I have finished fixing the fermacell plaster boards: pretty easy on the walls, not so easy for the ceiling.  The ceiling was eventually accomplished by chopping the boards in half and using temporarily affixed battens  to give me somewhere to locate one end of each board so that I could then prop the other end with a piece of timber braced on the floor. This gave me just enough time to get a few screws in before it all fell down.

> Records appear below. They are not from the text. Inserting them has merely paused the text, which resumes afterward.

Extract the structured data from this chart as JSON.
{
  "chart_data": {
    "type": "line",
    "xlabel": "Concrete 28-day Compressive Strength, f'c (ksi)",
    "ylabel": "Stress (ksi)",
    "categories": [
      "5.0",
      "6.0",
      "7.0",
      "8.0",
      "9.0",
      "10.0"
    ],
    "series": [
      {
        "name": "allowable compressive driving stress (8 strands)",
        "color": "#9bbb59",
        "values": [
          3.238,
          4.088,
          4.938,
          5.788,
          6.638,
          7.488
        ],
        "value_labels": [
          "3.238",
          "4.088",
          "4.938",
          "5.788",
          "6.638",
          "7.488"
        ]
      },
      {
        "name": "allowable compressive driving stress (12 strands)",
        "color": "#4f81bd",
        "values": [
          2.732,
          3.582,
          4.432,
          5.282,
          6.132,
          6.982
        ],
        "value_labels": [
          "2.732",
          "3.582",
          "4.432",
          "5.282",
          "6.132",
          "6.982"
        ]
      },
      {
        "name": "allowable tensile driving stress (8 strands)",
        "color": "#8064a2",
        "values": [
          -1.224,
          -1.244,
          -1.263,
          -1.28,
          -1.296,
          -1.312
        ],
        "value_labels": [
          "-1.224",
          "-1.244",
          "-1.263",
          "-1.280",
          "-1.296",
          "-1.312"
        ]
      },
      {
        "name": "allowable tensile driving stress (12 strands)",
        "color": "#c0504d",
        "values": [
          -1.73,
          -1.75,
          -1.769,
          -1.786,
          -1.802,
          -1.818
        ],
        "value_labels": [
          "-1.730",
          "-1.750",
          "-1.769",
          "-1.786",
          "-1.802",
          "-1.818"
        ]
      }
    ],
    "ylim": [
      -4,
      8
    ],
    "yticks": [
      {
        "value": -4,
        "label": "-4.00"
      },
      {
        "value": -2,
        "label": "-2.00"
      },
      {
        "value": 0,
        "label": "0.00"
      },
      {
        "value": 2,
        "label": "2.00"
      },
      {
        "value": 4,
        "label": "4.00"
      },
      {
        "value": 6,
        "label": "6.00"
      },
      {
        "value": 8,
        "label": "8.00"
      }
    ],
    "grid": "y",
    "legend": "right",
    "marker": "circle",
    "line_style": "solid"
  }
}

heath robinson battens and prop to help with the ceiling panels

top tips

  1. Doing the ceiling is really a two-person job, but with hindsight I could have made things a lot easier by chopping the boards into 3 pieces – 1200x800mm each – since the half boards, at 17kg, were still a bit too heavy to work with overhead. Turns out that Fermacell actually do ‘one man boards’ which are 1200x800mm although they are not easy to find. No worries, if you have a plunge saw though, and with that on to tip #2
  2. The job would have been a nightmare without a plunge saw (see earlier post on which one to pick) since the panels have to be glued together with <1mm gap for the adhesive to work effectively. Yes, you could have done the same cuts with a circular saw and some homemade guides made from timber battens, but it would have taken twice as long, easily, I reckon. Worse is the fact that you would have no way to control the dust generated, and there is an astonishing amount ejected when you cut the boards without some kind of dust suppression. tip #3:
  3. Get a vacuum you can plug your plunge saw into – because of the clever design of the saw, attaching a suitable vacuum basically eliminates any dust. I realize I mentioned this in an earlier post, but I forgot to say which vacuum I went for : the nilfisk attix 30 (£120) – well made and an equivalent spec to the far pricier and similarly designed models from protool and festool. One nice thing about these industrial vacs is they come with ”auto-start” (so they only run when the attached tool is drawing current).
  4. Get a cheap blade for your saw with relatively low numbers of teeth (e.g one for ripping wood) and run it at a slow speed. It will be blunt by the time you have finished, so there is no point using a good one.
    Buy a handful of spare screwdriver bits for your drill/driver – it is a *lot* easier to drive the screws below the surface if the bits are not worn out. I used bits with a metal skirt that limited the depth the screws penetrated the boards which were quite helpful.
  5. use an oscillating multi-tool to cut the spaces for the electrical back boxes – makes it very easy to cut an accurate hole.
  6. Use plasterboard back boxes – some people don’t recommend these for use with plug sockets, the thinking is that the boards will flex over time as plugs are pushed in and out, and eventually work loose, but the fermacell board is so rigid there is no movement at all, no matter how hard you tug/push (I have experimented!).
  7. Take your time to get the timber battens laid out carefully so the ends of the boards line up correctly and pack the battens to allow for any unevenness in the walls. I did not do this on the outside, but did on the inside (lesson learned) and it saved a *lot* of time overall.

Fermacell vs normal plasterboard

As mentioned in a previous post, the main benefits to fermacell is that it does not require a plaster skim coat, and it is strong enough to take fastenings without the need to locate a batten to screw into.  I should say that there are some downsides too:
Weight (33kg each!)
Cost (they are about £19 per board vs £5 for standard plasterboard).
You need to buy special drywall screws (standard plasterboard screws will break) and the ‘fine surface treatment’ is not cheap.

.. probably it would be a bit cheaper to use normal plasterbaord and then to get a plasterer in to do the skim coat, but I wanted to do it myself.